Häufig heißt es ja, der Rückenschmerz entsteht, weil die Muskeln durch einen Fehlstand der Wirbel überfordert sind. Also müsse man seine Muskeln aufbauen, damit sie kräftig genug sind, den Fehlstand schmerzfrei zu halten. Allein, damit ist die Ursache – der Fehlstand – nicht beseitigt. Im Gegenteil.
Sie manifestieren ihn. Stellen Sie sich vor, wie durch einen verrutschten Wirbel die Muskulatur auf der einen Seite gestaucht und auf der anderen Seite gedehnt wird. Genau diese Situation kräftigen Sie durch ein Muskelaufbautraining.
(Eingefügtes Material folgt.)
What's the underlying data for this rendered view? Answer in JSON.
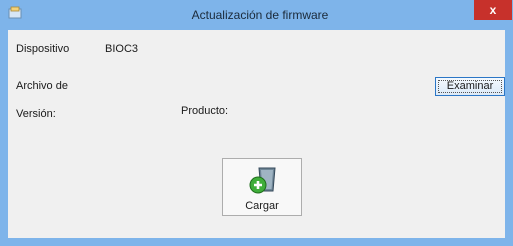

Das heißt, Sie stärken und manifestieren den Fehlstand. Die Fehlstellungen können minimal sein und trotzdem muss die Muskulatur weiterhin enorme Kraft aufbringen, um die Wirbelsäule zu stützen. Bei einer gerichteten Wirbelsäule ist gegen ein Muskeltraining nichts einzuwenden.